Así, desde el 14 de agosto, Estados Unidos ha evacuado a unos 37.000 afganos, cuando los primeros cálculos hablaban de más de 100.000 personas a rescatar. Asimismo, Reino Unido, a través de su secretario de Estado de las Fuerzas Armadas, James Heappey, ha informado que pedirá a Washington que prolonguen las operaciones de evacuación más allá del 31 de agosto, porque aún quedan en el país varios miles de afganos bajo protección británica sin rescatar. España, por su parte, ha traído 710 refugiados hasta ayer –Francia ha recogido a un millar– y la ministra de Defensa, Margarita Robles, ha afirmado que se seguirá trabajando todo el tiempo que sea posible.

Es decir, la mayoría de los aliados reclaman al inquilino de la Casa Blanca que desoiga las amenazas de los talibanes y se niegue a aceptar plazos dictados desde la imposición.
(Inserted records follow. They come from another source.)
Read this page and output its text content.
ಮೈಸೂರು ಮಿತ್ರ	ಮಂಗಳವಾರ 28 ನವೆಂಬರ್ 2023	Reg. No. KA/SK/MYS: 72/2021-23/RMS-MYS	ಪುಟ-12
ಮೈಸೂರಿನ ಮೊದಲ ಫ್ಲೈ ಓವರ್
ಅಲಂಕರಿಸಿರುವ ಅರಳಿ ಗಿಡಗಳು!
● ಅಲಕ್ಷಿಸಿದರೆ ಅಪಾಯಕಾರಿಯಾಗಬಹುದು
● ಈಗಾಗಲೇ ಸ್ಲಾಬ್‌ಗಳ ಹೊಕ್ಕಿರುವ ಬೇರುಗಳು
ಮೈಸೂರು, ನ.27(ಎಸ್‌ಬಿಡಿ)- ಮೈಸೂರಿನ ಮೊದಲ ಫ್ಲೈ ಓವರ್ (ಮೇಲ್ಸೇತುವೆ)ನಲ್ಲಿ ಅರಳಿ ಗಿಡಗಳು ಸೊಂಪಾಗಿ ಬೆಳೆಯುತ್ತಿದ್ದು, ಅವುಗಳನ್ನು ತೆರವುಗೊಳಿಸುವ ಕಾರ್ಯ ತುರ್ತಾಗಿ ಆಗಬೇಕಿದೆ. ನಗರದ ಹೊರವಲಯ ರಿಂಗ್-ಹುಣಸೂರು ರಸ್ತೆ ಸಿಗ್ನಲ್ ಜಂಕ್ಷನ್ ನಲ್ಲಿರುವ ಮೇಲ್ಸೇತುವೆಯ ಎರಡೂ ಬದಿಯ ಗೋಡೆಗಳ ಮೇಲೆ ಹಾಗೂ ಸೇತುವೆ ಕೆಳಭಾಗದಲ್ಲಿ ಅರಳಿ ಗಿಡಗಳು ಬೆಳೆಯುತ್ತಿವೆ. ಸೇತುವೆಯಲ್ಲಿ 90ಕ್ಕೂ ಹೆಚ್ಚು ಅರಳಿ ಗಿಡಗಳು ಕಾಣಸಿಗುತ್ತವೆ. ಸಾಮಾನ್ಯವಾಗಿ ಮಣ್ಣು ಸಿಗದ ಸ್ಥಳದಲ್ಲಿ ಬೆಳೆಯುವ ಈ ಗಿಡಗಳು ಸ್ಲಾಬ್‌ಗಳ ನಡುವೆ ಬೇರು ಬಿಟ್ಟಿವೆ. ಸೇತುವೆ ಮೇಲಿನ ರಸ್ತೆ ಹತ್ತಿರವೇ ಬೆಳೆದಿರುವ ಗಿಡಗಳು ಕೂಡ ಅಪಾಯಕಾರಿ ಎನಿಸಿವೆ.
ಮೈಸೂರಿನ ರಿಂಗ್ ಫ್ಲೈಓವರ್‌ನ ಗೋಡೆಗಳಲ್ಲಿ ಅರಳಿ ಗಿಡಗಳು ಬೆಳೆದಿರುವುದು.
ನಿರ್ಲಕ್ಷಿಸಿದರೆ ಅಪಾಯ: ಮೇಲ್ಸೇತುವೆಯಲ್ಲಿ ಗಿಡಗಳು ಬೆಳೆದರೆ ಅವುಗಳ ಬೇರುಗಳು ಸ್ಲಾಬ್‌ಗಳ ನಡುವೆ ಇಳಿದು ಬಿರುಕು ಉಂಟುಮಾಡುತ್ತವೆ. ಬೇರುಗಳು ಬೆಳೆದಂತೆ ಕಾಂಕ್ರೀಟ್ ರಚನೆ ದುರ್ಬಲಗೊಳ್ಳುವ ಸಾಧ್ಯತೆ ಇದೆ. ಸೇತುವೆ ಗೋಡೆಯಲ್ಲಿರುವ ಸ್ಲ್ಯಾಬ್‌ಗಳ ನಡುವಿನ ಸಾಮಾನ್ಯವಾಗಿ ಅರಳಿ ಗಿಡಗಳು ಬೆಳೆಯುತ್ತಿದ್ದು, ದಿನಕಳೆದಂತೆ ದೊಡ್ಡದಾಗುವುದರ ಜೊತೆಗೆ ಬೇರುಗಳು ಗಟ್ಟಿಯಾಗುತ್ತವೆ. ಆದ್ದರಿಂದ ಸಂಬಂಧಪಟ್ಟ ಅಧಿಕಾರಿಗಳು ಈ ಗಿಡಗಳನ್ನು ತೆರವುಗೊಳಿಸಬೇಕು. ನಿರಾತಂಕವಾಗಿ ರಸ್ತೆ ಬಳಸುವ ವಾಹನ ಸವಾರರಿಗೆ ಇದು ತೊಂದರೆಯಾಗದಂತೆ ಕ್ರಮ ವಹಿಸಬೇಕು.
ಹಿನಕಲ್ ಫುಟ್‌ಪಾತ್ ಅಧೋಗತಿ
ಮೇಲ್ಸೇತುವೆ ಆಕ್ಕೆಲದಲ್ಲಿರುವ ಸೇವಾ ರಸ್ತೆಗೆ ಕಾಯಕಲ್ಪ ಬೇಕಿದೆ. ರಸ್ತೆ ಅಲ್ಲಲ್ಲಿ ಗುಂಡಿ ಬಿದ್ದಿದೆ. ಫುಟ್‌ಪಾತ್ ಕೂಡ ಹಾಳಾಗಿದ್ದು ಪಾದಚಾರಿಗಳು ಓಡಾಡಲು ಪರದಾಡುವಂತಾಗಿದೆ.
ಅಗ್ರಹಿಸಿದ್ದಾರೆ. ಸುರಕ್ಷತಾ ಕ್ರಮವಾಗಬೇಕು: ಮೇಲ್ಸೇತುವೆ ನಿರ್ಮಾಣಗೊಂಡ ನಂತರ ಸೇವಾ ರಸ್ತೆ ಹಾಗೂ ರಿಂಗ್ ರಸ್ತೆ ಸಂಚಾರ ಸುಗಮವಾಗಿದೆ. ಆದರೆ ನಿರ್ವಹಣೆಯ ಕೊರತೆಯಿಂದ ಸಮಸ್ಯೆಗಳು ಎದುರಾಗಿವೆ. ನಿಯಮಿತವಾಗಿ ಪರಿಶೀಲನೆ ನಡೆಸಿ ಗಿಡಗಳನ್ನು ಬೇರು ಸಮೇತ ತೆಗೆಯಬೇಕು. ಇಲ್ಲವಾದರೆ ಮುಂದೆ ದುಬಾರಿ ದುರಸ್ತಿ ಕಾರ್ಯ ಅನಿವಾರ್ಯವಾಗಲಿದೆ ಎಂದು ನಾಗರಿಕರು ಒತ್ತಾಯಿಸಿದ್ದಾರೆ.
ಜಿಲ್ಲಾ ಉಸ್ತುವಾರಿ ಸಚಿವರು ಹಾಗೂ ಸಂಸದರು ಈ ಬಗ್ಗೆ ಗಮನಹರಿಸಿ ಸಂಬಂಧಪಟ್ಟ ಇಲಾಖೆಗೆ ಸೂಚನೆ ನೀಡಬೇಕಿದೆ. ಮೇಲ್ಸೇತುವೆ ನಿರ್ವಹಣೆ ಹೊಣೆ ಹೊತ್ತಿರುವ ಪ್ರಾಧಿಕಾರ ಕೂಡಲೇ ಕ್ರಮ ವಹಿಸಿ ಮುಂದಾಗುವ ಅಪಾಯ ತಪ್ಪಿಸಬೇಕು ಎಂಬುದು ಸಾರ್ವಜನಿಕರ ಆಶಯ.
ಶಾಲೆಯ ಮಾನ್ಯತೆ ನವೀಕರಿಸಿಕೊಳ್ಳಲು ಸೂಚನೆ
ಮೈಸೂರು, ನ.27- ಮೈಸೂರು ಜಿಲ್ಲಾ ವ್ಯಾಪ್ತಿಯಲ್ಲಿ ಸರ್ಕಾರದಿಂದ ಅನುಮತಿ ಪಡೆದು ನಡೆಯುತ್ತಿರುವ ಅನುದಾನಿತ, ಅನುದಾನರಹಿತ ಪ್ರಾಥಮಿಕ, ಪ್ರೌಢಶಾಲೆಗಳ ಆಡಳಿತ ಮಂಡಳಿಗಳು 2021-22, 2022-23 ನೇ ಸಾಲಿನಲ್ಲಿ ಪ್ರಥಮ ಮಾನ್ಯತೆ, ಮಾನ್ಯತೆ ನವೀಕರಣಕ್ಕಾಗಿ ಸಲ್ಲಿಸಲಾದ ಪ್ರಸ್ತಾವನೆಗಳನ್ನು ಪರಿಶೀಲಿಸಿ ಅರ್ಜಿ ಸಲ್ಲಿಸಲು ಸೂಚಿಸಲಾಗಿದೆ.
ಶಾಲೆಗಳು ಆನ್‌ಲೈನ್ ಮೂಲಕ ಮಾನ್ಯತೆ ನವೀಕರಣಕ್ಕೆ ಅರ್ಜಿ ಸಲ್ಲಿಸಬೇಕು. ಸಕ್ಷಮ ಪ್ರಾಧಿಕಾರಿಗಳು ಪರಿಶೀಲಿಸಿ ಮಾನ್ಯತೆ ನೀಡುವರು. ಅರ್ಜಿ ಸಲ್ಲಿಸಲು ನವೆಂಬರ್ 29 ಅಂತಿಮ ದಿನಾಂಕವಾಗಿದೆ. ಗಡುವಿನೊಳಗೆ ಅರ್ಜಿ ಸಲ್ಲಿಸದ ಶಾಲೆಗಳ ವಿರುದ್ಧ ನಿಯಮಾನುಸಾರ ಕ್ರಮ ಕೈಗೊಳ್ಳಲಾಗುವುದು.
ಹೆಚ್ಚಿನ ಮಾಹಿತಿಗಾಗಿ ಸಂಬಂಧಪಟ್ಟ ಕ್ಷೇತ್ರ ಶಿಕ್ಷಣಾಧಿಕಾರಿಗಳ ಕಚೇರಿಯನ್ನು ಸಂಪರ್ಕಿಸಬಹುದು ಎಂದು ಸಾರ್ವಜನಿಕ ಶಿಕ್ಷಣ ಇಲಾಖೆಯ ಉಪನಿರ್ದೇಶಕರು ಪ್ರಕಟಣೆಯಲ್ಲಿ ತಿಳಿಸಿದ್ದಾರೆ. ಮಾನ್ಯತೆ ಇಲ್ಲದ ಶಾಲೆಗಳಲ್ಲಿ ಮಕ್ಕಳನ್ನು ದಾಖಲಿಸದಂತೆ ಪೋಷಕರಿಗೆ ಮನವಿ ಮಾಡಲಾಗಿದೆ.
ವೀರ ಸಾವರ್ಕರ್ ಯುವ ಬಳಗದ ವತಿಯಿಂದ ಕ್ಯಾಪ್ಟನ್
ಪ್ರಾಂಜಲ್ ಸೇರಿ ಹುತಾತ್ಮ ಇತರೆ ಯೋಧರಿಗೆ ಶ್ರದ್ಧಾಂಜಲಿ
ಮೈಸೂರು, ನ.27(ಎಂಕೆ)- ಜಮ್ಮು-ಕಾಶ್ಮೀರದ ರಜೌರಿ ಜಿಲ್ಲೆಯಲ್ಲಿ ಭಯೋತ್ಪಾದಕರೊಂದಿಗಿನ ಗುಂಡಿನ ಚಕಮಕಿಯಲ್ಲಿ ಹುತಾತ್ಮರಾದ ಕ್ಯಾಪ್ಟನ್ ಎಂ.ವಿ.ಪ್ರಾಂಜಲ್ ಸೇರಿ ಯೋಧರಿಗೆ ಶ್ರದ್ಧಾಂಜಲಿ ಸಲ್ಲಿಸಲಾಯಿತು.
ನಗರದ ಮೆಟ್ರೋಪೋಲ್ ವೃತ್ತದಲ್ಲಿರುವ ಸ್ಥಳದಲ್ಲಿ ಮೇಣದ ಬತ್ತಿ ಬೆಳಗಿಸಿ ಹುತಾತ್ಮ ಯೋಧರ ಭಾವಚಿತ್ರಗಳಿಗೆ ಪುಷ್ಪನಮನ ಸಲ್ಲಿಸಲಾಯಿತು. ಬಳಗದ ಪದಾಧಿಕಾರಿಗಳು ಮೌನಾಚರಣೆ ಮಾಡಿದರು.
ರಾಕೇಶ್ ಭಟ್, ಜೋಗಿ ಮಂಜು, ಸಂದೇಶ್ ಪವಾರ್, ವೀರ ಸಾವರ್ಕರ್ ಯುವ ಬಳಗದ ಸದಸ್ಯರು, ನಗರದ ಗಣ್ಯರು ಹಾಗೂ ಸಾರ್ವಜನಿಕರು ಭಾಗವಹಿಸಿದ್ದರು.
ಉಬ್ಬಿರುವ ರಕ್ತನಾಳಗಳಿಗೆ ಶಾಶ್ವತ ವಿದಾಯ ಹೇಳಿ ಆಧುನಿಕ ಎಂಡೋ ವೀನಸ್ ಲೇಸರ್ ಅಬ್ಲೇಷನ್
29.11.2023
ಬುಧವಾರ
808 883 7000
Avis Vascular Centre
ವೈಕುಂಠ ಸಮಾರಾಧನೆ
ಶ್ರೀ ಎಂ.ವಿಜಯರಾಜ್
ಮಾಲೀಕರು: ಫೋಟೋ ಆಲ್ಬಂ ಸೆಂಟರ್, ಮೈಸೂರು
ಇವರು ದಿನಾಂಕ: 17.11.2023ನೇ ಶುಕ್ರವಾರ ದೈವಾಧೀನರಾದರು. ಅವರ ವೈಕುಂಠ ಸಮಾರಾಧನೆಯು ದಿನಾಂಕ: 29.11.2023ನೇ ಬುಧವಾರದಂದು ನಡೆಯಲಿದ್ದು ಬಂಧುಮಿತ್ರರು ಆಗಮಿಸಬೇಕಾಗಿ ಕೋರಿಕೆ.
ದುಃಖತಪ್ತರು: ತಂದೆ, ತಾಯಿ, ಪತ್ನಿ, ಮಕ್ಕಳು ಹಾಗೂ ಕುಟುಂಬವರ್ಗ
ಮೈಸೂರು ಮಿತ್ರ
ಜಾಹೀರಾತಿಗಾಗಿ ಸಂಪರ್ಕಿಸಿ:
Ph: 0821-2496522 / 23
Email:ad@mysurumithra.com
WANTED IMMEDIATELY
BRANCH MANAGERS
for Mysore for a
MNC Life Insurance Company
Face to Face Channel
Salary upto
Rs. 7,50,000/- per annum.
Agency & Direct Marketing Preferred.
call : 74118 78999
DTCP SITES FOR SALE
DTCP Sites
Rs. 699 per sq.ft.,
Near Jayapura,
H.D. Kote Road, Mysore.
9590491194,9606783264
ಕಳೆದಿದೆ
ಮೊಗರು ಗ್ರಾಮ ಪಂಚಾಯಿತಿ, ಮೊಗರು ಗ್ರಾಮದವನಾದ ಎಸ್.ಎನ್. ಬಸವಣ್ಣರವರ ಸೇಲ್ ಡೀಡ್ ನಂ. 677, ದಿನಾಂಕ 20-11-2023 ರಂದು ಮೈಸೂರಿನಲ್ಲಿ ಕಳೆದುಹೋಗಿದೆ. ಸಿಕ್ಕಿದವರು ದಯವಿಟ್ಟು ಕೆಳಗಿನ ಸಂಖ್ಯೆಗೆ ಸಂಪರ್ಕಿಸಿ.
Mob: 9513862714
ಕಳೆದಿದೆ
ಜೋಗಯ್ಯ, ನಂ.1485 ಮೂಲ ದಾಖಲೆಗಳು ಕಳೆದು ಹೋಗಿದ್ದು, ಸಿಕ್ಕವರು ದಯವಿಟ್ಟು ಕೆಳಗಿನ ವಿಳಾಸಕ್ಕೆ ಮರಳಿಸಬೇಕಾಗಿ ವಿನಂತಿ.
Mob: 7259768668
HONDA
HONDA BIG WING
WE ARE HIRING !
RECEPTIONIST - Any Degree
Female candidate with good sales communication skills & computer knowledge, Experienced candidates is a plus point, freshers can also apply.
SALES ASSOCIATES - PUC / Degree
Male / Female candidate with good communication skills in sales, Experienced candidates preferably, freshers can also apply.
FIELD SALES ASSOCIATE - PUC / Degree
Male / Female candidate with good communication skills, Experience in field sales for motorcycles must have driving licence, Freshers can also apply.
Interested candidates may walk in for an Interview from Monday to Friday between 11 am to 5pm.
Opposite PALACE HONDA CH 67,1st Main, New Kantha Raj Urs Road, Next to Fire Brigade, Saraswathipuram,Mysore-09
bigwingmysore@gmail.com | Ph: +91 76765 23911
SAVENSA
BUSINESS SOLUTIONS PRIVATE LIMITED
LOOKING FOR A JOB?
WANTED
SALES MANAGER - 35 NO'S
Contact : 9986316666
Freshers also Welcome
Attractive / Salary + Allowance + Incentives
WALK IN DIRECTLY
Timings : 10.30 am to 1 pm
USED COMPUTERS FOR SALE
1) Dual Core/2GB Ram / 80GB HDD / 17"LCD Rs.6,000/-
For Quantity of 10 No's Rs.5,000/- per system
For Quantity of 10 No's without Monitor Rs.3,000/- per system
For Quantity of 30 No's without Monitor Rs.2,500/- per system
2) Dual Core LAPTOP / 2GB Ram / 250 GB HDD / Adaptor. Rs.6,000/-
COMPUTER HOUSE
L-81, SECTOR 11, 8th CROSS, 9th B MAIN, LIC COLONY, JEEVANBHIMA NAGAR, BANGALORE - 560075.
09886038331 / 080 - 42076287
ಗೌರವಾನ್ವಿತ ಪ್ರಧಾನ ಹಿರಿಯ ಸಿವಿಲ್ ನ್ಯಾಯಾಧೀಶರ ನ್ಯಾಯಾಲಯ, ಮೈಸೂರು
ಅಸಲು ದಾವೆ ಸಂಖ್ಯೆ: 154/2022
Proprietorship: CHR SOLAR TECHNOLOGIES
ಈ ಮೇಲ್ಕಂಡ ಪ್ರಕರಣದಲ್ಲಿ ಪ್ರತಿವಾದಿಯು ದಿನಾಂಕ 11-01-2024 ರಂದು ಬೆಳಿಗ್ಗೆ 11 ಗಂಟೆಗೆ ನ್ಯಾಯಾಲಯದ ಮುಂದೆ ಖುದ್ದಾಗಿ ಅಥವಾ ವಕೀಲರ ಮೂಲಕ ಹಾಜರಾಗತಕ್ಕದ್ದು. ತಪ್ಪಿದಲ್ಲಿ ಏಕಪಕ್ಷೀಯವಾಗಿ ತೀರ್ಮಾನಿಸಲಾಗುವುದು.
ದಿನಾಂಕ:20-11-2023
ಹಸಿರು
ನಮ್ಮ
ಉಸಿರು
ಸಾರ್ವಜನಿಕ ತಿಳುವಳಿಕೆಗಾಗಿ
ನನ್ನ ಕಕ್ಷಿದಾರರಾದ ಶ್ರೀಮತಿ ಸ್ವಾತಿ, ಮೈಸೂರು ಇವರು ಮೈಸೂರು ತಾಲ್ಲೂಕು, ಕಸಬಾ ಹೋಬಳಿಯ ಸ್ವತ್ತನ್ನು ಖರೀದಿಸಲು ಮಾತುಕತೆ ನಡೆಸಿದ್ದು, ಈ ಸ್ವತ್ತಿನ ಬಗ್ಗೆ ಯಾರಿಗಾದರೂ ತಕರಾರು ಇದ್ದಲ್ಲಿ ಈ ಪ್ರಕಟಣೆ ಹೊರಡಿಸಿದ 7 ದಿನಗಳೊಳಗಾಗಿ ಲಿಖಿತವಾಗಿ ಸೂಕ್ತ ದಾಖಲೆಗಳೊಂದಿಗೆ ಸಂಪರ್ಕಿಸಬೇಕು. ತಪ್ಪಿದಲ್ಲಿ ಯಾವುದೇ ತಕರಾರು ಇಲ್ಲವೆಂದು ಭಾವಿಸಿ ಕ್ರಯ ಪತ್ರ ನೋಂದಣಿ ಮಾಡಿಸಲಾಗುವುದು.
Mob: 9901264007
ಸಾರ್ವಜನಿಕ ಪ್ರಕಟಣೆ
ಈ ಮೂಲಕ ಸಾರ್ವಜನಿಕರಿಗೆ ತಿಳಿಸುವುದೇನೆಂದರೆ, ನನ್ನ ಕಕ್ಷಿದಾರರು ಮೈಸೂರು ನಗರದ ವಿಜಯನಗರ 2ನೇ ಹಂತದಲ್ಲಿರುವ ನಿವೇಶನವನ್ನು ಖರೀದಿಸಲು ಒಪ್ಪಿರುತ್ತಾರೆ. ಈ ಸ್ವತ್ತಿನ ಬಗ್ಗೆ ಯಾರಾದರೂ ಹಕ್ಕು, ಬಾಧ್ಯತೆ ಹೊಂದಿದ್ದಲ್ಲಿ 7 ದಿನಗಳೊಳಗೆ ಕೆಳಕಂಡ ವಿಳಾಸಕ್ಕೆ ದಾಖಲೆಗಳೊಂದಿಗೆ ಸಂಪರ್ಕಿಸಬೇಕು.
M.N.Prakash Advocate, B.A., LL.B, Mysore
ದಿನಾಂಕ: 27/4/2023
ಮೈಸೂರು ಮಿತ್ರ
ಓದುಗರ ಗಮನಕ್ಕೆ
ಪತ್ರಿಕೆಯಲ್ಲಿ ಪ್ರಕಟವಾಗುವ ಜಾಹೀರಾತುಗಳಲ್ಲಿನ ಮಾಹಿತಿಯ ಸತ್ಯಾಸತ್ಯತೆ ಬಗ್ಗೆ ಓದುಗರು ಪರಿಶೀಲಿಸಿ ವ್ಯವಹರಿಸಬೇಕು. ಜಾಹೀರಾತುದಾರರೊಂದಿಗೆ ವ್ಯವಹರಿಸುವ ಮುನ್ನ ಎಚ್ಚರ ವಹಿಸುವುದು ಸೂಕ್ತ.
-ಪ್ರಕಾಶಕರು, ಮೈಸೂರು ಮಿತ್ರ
Ciertamente, no es posible volver atrás y deshacer el fiasco de la retirada estadounidense, pero sí es factible prorrogar las labores de evacuación el tiempo que sea preciso, incluso, trasladando a los insurgentes la necesidad de que colaboren con la tarea en lugar de entorpecerla. Sería, además, un mensaje alto y claro de que cualquier actuación en contra de los intereses y la seguridad de Occidente, no sólo de Estados Unidos, como figura en los acuerdos de Doha, tendría rápida respuesta. Si bien no es posible en este momento prever cuál va a ser la postura internacional con el régimen medieval talibán, por lo menos, demostrar algo de firmeza.